Sunday, September 27, 2009

A Midsummer Night's Dream

We had a great time at the Cal Shakes performance of A Midsummer Night's Dream this afternoon. Contrary to silly Merc "where are my fairies?" review, we felt that this cheeky reconstruction was better paced than a traditional rendering, and it brought out better the sharp edges of love that are sometimes gilded by fairy light. Doug Hara as a Puck bubbling with physical humor, Danny Scheie as a full-of-himself Bottom, and Lindsey Gates as a sharply snippy Helena were my favorites, but the whole cast did a great job in keeping the play moving and entangling humor, fear, and sexual tension.


Thanks to Brad DeLong for the blogged recommendation.

Sunday, September 20, 2009

Localization of emotion perception in the brain of fish

Localization of emotion perception in the brain of fish: This is beautiful work, showing that certain areas in the brain of mature Atlantic Salmon 'light up' when the animal is asked to categorize the emotions expressed by a set of (human) faces:


More amazing still is the fact that the fish performed this task while dead. (Via Language Log).

Read the whole thing. Some great comments too, and links to related material. Don't laugh too hard at fMIR misinterpretations, we are all susceptible to wishful thinking and to reading too much into laboriously collected data, and all statistical analyses of complex data use simplifications that could get us in trouble.

Someone better at comedy than me might have a go at translating the Monty Python dead parrot pet shop sketch into a dead salmon sketch at a neuroimaging conference. At least "pining for the fjords" would be just right already.

Saturday, September 12, 2009

The laws of conditional probability are false

The laws of conditional probability are false: This is all standard physics. Consider the two-slit experiment [...] In standard probability theory, the whole idea of conditioning is that you have a single joint distribution sitting out there--possibly there are parts that are unobserved or even unobservable (as in much of psychometrics)--but you can treat it as a fixed object that you can observe through conditioning (the six blind men and the elephant). Once you abandon the idea of a single joint distribution, I think you've moved beyond conditional probability as we usually know it.

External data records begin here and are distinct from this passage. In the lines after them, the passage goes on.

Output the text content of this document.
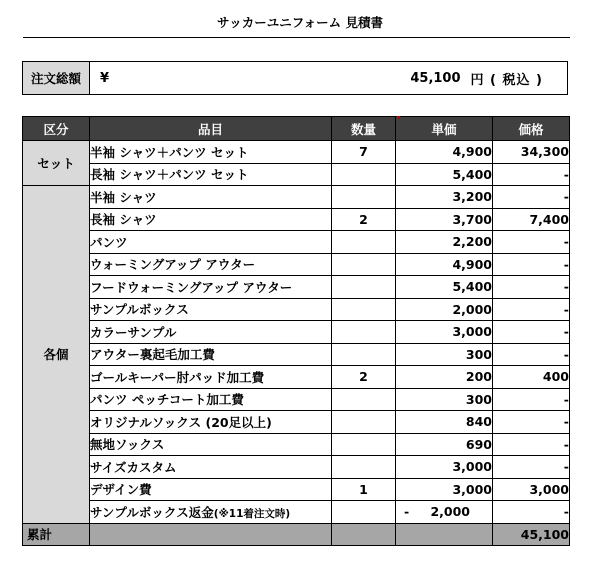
サッカーユニフォーム 見積書
注文総額	¥	45,100 円 ( 税込 )
区分	品目	数量	単価	価格
セット	半袖 シャツ＋パンツ セット	7	4,900	34,300
	長袖 シャツ＋パンツ セット		5,400	-
各個	半袖 シャツ		3,200	-
	長袖 シャツ	2	3,700	7,400
	パンツ		2,200	-
	ウォーミングアップ アウター		4,900	-
	フードウォーミングアップ アウター		5,400	-
	サンプルボックス		2,000	-
	カラーサンプル		3,000	-
	アウター裏起毛加工費		300	-
	ゴールキーパー肘パッド加工費	2	200	400
	パンツ ペッチコート加工費		300	-
	オリジナルソックス (20足以上)		840	-
	無地ソックス		690	-
	サイズカスタム		3,000	-
	デザイン費	1	3,000	3,000
	サンプルボックス返金(※11着注文時)		- 2,000	-
累計				45,100
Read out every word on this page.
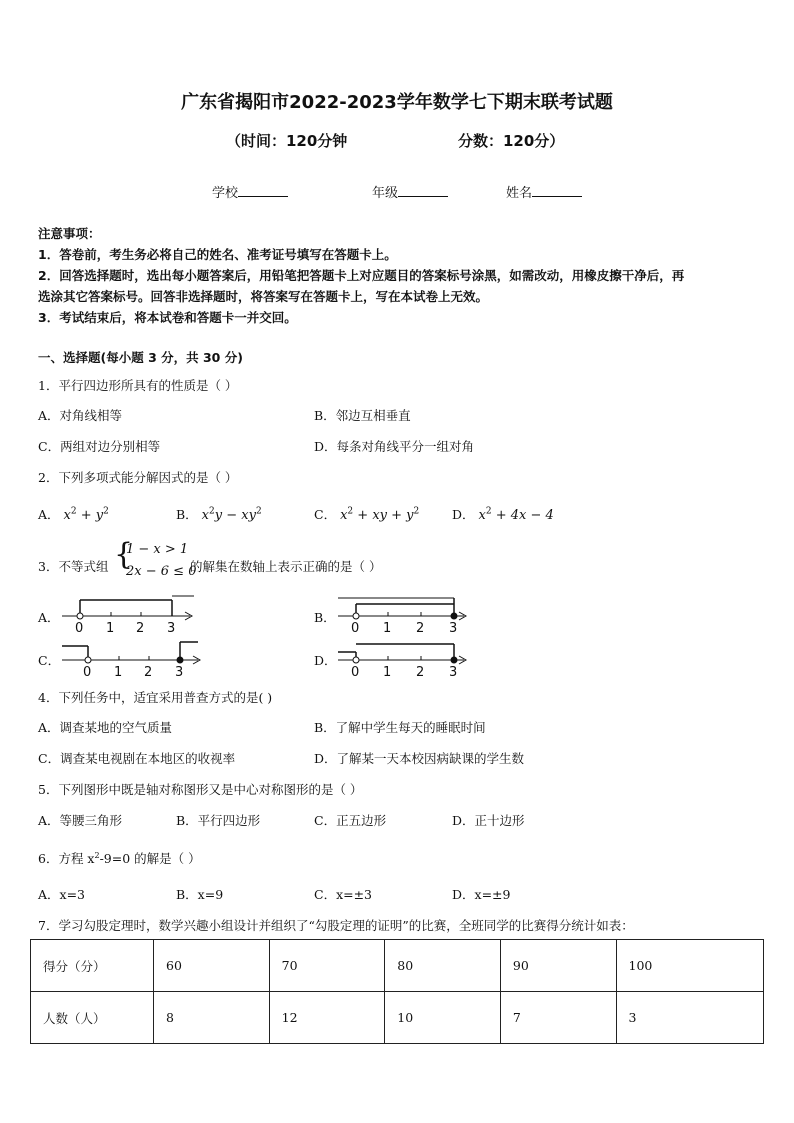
广东省揭阳市2022-2023学年数学七下期末联考试题
（时间：120分钟	分数：120分）
学校	年级	姓名
注意事项：
1．答卷前，考生务必将自己的姓名、准考证号填写在答题卡上。
2．回答选择题时，选出每小题答案后，用铅笔把答题卡上对应题目的答案标号涂黑，如需改动，用橡皮擦干净后，再
选涂其它答案标号。回答非选择题时，将答案写在答题卡上，写在本试卷上无效。
3．考试结束后，将本试卷和答题卡一并交回。
一、选择题(每小题 3 分，共 30 分)
1．平行四边形所具有的性质是（ ）
A．对角线相等	B．邻边互相垂直
C．两组对边分别相等	D．每条对角线平分一组对角
2．下列多项式能分解因式的是（ ）
A． $x^2 + y^2$	B． $x^2y - xy^2$	C． $x^2$ + xy + $y^2$	D． $x^2 + 4x - 4$
3．不等式组 {
1 − x > 1
2x − 6 ≤ 0
的解集在数轴上表示正确的是（ ）
A．	B．
C．	D．
0 1 2 3	0 1 2 3
0 1 2 3	0 1 2 3
4．下列任务中，适宜采用普查方式的是( )
A．调查某地的空气质量	B．了解中学生每天的睡眠时间
C．调查某电视剧在本地区的收视率	D．了解某一天本校因病缺课的学生数
5．下列图形中既是轴对称图形又是中心对称图形的是（ ）
A．等腰三角形	B．平行四边形	C．正五边形	D．正十边形
6．方程 $x^2-9=0$ 的解是（ ）
A．x=3	B．x=9	C．x=±3	D．x=±9
7．学习勾股定理时，数学兴趣小组设计并组织了“勾股定理的证明”的比赛，全班同学的比赛得分统计如表：
得分（分）	60	70	80	90	100
人数（人）	8	12	10	7	3
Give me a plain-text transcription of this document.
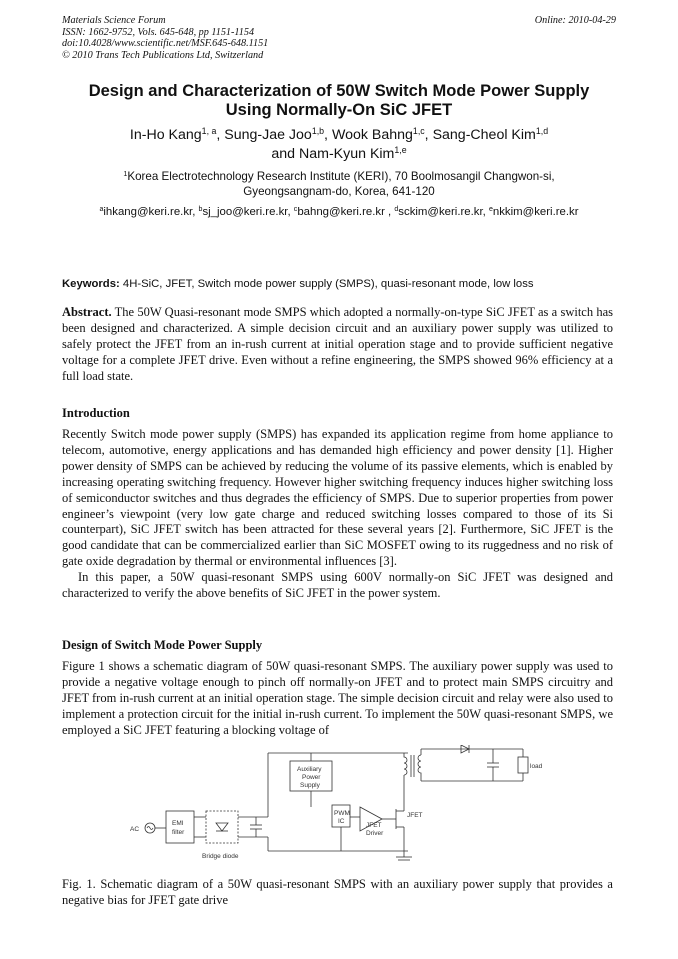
Materials Science Forum
ISSN: 1662-9752, Vols. 645-648, pp 1151-1154
doi:10.4028/www.scientific.net/MSF.645-648.1151
© 2010 Trans Tech Publications Ltd, Switzerland
Online: 2010-04-29
Design and Characterization of 50W Switch Mode Power Supply
Using Normally-On SiC JFET
In-Ho Kang$^{1, a}$, Sung-Jae Joo$^{1,b}$, Wook Bahng$^{1,c}$, Sang-Cheol Kim$^{1,d}$
and Nam-Kyun Kim$^{1,e}$
$^1$Korea Electrotechnology Research Institute (KERI), 70 Boolmosangil Changwon-si,
Gyeongsangnam-do, Korea, 641-120
$^a$ihkang@keri.re.kr, $^b$sj_joo@keri.re.kr, $^c$bahng@keri.re.kr , $^d$sckim@keri.re.kr, $^e$nkkim@keri.re.kr
Keywords: 4H-SiC, JFET, Switch mode power supply (SMPS), quasi-resonant mode, low loss
Abstract. The 50W Quasi-resonant mode SMPS which adopted a normally-on-type SiC JFET as a switch has been designed and characterized. A simple decision circuit and an auxiliary power supply was utilized to safely protect the JFET from an in-rush current at initial operation stage and to provide sufficient negative voltage for a complete JFET drive. Even without a refine engineering, the SMPS showed 96% efficiency at a full load state.
Introduction
Recently Switch mode power supply (SMPS) has expanded its application regime from home appliance to telecom, automotive, energy applications and has demanded high efficiency and power density [1]. Higher power density of SMPS can be achieved by reducing the volume of its passive elements, which is enabled by increasing operating switching frequency. However higher switching frequency induces higher switching loss of semiconductor switches and thus degrades the efficiency of SMPS. Due to superior properties from power engineer’s viewpoint (very low gate charge and reduced switching losses compared to those of its Si counterpart), SiC JFET switch has been attracted for these several years [2]. Furthermore, SiC JFET is the good candidate that can be commercialized earlier than SiC MOSFET owing to its ruggedness and no risk of gate oxide degradation by thermal or environmental influences [3].
In this paper, a 50W quasi-resonant SMPS using 600V normally-on SiC JFET was designed and characterized to verify the above benefits of SiC JFET in the power system.
Design of Switch Mode Power Supply
Figure 1 shows a schematic diagram of 50W quasi-resonant SMPS. The auxiliary power supply was used to provide a negative voltage enough to pinch off normally-on JFET and to protect main SMPS circuitry and JFET from in-rush current at an initial operation stage. The simple decision circuit and relay were also used to implement a protection circuit for the initial in-rush current. To implement the 50W quasi-resonant SMPS, we employed a SiC JFET featuring a blocking voltage of
AC
EMI
filter
Bridge diode
Auxiliary
Power
Supply
PWM
IC
JFET
Driver
JFET
load
Fig. 1. Schematic diagram of a 50W quasi-resonant SMPS with an auxiliary power supply that provides a negative bias for JFET gate drive
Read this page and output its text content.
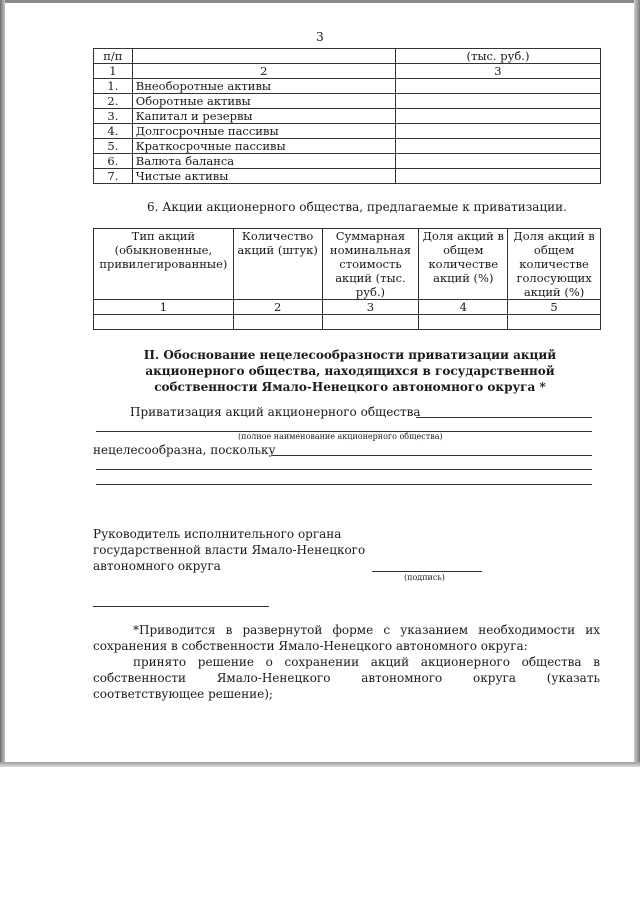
3
п/п		(тыс. руб.)
1	2	3
1.	Внеоборотные активы	
2.	Оборотные активы	
3.	Капитал и резервы	
4.	Долгосрочные пассивы	
5.	Краткосрочные пассивы	
6.	Валюта баланса	
7.	Чистые активы	
6. Акции акционерного общества, предлагаемые к приватизации.
Тип акций (обыкновенные, привилегированные)	Количество акций (штук)	Суммарная номинальная стоимость акций (тыс. руб.)	Доля акций в общем количестве акций (%)	Доля акций в общем количестве голосующих акций (%)
1	2	3	4	5

II. Обоснование нецелесообразности приватизации акций акционерного общества, находящихся в государственной собственности Ямало-Ненецкого автономного округа *
Приватизация акций акционерного общества
(полное наименование акционерного общества)
нецелесообразна, поскольку
Руководитель исполнительного органа
государственной власти Ямало-Ненецкого
автономного округа
(подпись)
*Приводится в развернутой форме с указанием необходимости их сохранения в собственности Ямало-Ненецкого автономного округа:
принято решение о сохранении акций акционерного общества в собственности Ямало-Ненецкого автономного округа (указать соответствующее решение);
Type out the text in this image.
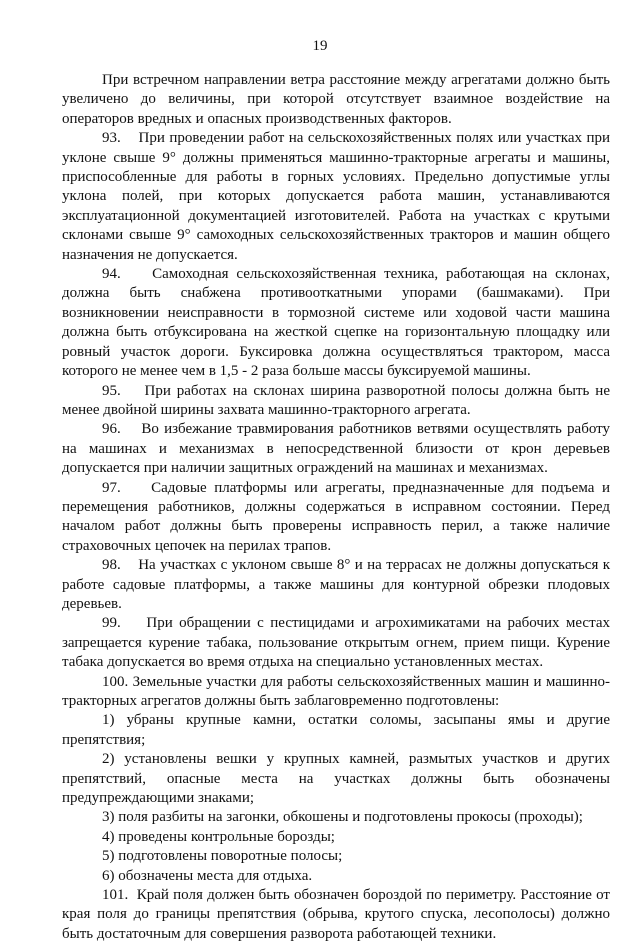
19

При встречном направлении ветра расстояние между агрегатами должно быть увеличено до величины, при которой отсутствует взаимное воздействие на операторов вредных и опасных производственных факторов.

93.    При проведении работ на сельскохозяйственных полях или участках при уклоне свыше 9° должны применяться машинно-тракторные агрегаты и машины, приспособленные для работы в горных условиях. Предельно допустимые углы уклона полей, при которых допускается работа машин, устанавливаются эксплуатационной документацией изготовителей. Работа на участках с крутыми склонами свыше 9° самоходных сельскохозяйственных тракторов и машин общего назначения не допускается.

94.    Самоходная сельскохозяйственная техника, работающая на склонах, должна быть снабжена противооткатными упорами (башмаками). При возникновении неисправности в тормозной системе или ходовой части машина должна быть отбуксирована на жесткой сцепке на горизонтальную площадку или ровный участок дороги. Буксировка должна осуществляться трактором, масса которого не менее чем в 1,5 - 2 раза больше массы буксируемой машины.

95.    При работах на склонах ширина разворотной полосы должна быть не менее двойной ширины захвата машинно-тракторного агрегата.

96.    Во избежание травмирования работников ветвями осуществлять работу на машинах и механизмах в непосредственной близости от крон деревьев допускается при наличии защитных ограждений на машинах и механизмах.

97.    Садовые платформы или агрегаты, предназначенные для подъема и перемещения работников, должны содержаться в исправном состоянии. Перед началом работ должны быть проверены исправность перил, а также наличие страховочных цепочек на перилах трапов.

98.    На участках с уклоном свыше 8° и на террасах не должны допускаться к работе садовые платформы, а также машины для контурной обрезки плодовых деревьев.

99.    При обращении с пестицидами и агрохимикатами на рабочих местах запрещается курение табака, пользование открытым огнем, прием пищи. Курение табака допускается во время отдыха на специально установленных местах.

100. Земельные участки для работы сельскохозяйственных машин и машинно-тракторных агрегатов должны быть заблаговременно подготовлены:

1) убраны крупные камни, остатки соломы, засыпаны ямы и другие препятствия;

2) установлены вешки у крупных камней, размытых участков и других препятствий, опасные места на участках должны быть обозначены предупреждающими знаками;

3) поля разбиты на загонки, обкошены и подготовлены прокосы (проходы);

4) проведены контрольные борозды;

5) подготовлены поворотные полосы;

6) обозначены места для отдыха.

101.  Край поля должен быть обозначен бороздой по периметру. Расстояние от края поля до границы препятствия (обрыва, крутого спуска, лесополосы) должно быть достаточным для совершения разворота работающей техники.
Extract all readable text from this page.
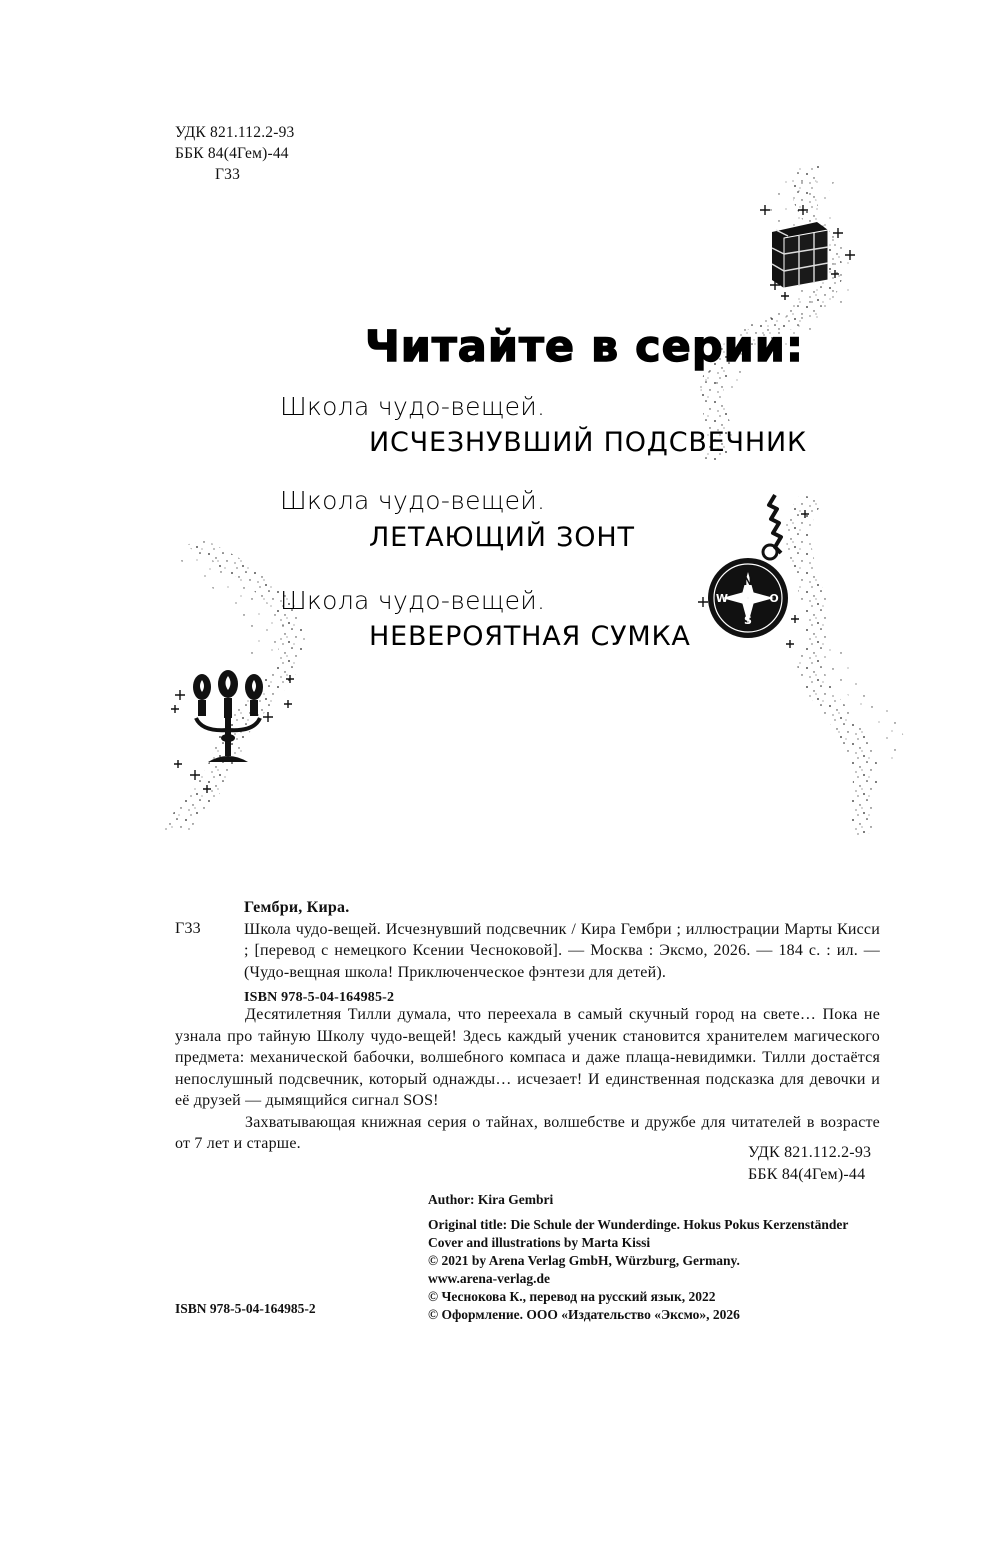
N
S
W	O
УДК 821.112.2-93
ББК 84(4Гем)-44
Г33
Читайте в серии:
Школа чудо-вещей.
ИСЧЕЗНУВШИЙ ПОДСВЕЧНИК
Школа чудо-вещей.
ЛЕТАЮЩИЙ ЗОНТ
Школа чудо-вещей.
НЕВЕРОЯТНАЯ СУМКА
Г33
Гембри, Кира.
Школа чудо-вещей. Исчезнувший подсвечник / Кира Гембри ; иллюстрации Марты Кисси ; [перевод с немецкого Ксении Чесноковой]. — Москва : Эксмо, 2026. — 184 с. : ил. — (Чудо-вещная школа! Приключенческое фэнтези для детей).
ISBN 978-5-04-164985-2
Десятилетняя Тилли думала, что переехала в самый скучный город на свете… Пока не узнала про тайную Школу чудо-вещей! Здесь каждый ученик становится хранителем магического предмета: механической бабочки, волшебного компаса и даже плаща-невидимки. Тилли достаётся непослушный подсвечник, который однажды… исчезает! И единственная подсказка для девочки и её друзей — дымящийся сигнал SOS!
Захватывающая книжная серия о тайнах, волшебстве и дружбе для читателей в возрасте от 7 лет и старше.
УДК 821.112.2-93
ББК 84(4Гем)-44
Author: Kira Gembri
Original title: Die Schule der Wunderdinge. Hokus Pokus Kerzenständer
Cover and illustrations by Marta Kissi
© 2021 by Arena Verlag GmbH, Würzburg, Germany.
www.arena-verlag.de
© Чеснокова К., перевод на русский язык, 2022
© Оформление. ООО «Издательство «Эксмо», 2026
ISBN 978-5-04-164985-2
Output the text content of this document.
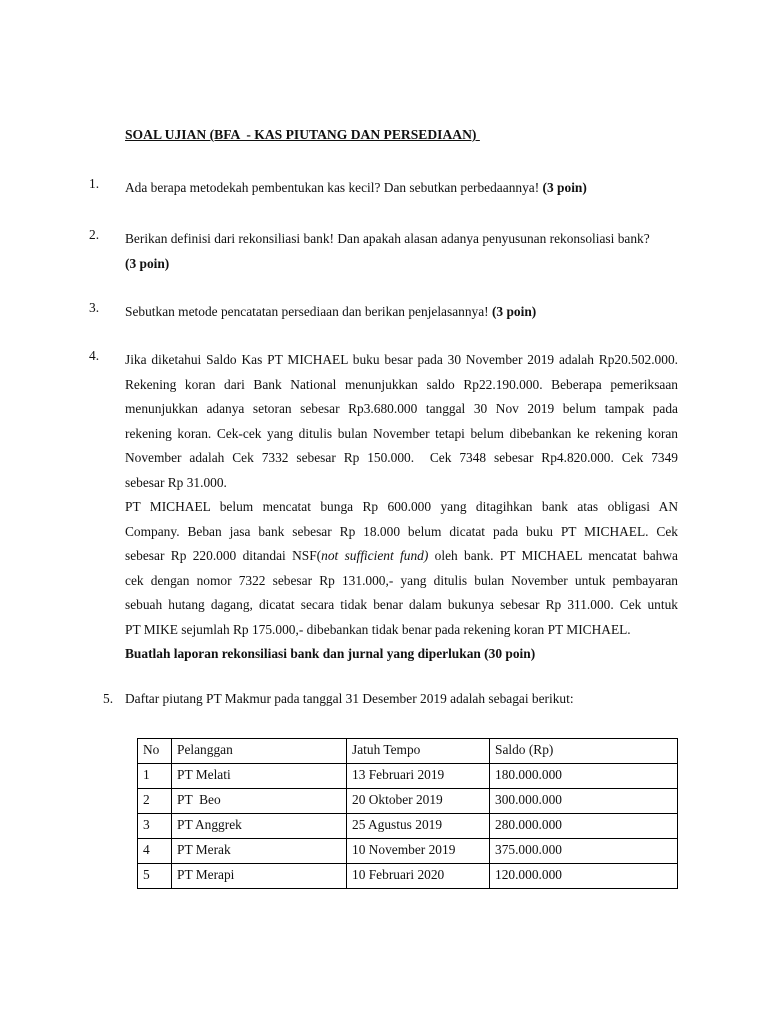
SOAL UJIAN (BFA  - KAS PIUTANG DAN PERSEDIAAN)
1. Ada berapa metodekah pembentukan kas kecil? Dan sebutkan perbedaannya! (3 poin)
2. Berikan definisi dari rekonsiliasi bank! Dan apakah alasan adanya penyusunan rekonsoliasi bank?
(3 poin)
3. Sebutkan metode pencatatan persediaan dan berikan penjelasannya! (3 poin)
4. Jika diketahui Saldo Kas PT MICHAEL buku besar pada 30 November 2019 adalah Rp20.502.000.
Rekening koran dari Bank National menunjukkan saldo Rp22.190.000. Beberapa pemeriksaan
menunjukkan adanya setoran sebesar Rp3.680.000 tanggal 30 Nov 2019 belum tampak pada
rekening koran. Cek-cek yang ditulis bulan November tetapi belum dibebankan ke rekening koran
November adalah Cek 7332 sebesar Rp 150.000.  Cek 7348 sebesar Rp4.820.000. Cek 7349
sebesar Rp 31.000.
PT MICHAEL belum mencatat bunga Rp 600.000 yang ditagihkan bank atas obligasi AN
Company. Beban jasa bank sebesar Rp 18.000 belum dicatat pada buku PT MICHAEL. Cek
sebesar Rp 220.000 ditandai NSF(not sufficient fund) oleh bank. PT MICHAEL mencatat bahwa
cek dengan nomor 7322 sebesar Rp 131.000,- yang ditulis bulan November untuk pembayaran
sebuah hutang dagang, dicatat secara tidak benar dalam bukunya sebesar Rp 311.000. Cek untuk
PT MIKE sejumlah Rp 175.000,- dibebankan tidak benar pada rekening koran PT MICHAEL.
Buatlah laporan rekonsiliasi bank dan jurnal yang diperlukan (30 poin)
5. Daftar piutang PT Makmur pada tanggal 31 Desember 2019 adalah sebagai berikut:
No	Pelanggan	Jatuh Tempo	Saldo (Rp)
1	PT Melati	13 Februari 2019	180.000.000
2	PT  Beo	20 Oktober 2019	300.000.000
3	PT Anggrek	25 Agustus 2019	280.000.000
4	PT Merak	10 November 2019	375.000.000
5	PT Merapi	10 Februari 2020	120.000.000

As I noted in a comment to the original posting, the work of Chris Fuchs and his collaborators gives intriguing ways out from the apparent contradiction between conditional probability and quantum mechanics. Fuchs's latest paper on the subject is Quantum-Bayesian Coherence.

Friday, September 11, 2009

For Alan Turing, a real apology for once

For Alan Turing, a real apology for once: In an age where (as Language Log has often had occasion to remark) many purported public apologies are just mealy-mouthed expressions of regret [...] it is good to see a genuine and direct apology for once, addressed (though more than half a century too late) to a man who deserved admiration, gratitude, and respect, but was instead hounded to death. The UK Prime Minister, Gordon Brown, has released a statement regarding the treatment of Alan Turing in the early 1950s, and the operative words are:
on behalf of the British government, and all those who live freely thanks to Alan's work I am very proud to say: we're sorry, you deserved so much better.
(Via Language Log)

If you read the whole Downing Street statement, you might feel a twinge of regret that Turing's other gigantic contributions to humanity beyond cracking Enigma were not mentioned, but the apology is nevertheless strong and poignant, and Gordon Brown deserves praise for saying clearly what had been unsaid for so long by those in power. Thank you.

Sunday, September 6, 2009

Data and metadata: Together again

Data and metadata: Together again: Terry Jones has an excellent post that lists the problems introduced by maintaining a hard distinction between metadata and data. [...] This is all very squishy and messy because the distinction is, as Terry says, artificial. It comes from thinking about experience as content that gets processed, as if we worked the way computers do. More exactly, it comes from thinking about experience as a set of Experience Atoms that then have to be assembled; metadata are the labels that tell you that Atom A goes into Atom Z. But experience is far more like language than like particle physics or Ikea assembly instructions. And that’s for a very good reason: linguistic creatures’ experience cannot be understood apart from language. Language doesn’t neatly separate into content and meta-content. It all comes together and it’s all intertwingled. Language is so very non-atomic that it makes atoms realize how lonely they’ve been.

Or, as Zellig Harris argued, natural language is its own metalanguage.

I spoke recently at a VLDB panel where I really wanted to come at the issues from this point of view, but I felt that it would sound way too abstract to a database audience. Maybe I shouldn't have chickened out, but you can't demolish a deeply vested set of assumptions in just seven minutes...

Saturday, September 5, 2009

Agnès Varda and Georges Brassens

Just came back from the delicious Les plages d'Agnès. Varda lived on a boat in Sète as a child, so she could not avoid including a snippet of Sète native Georges Brassens's Supplique pour être enterré sur la plage de Sète, maybe my favorite among his songs.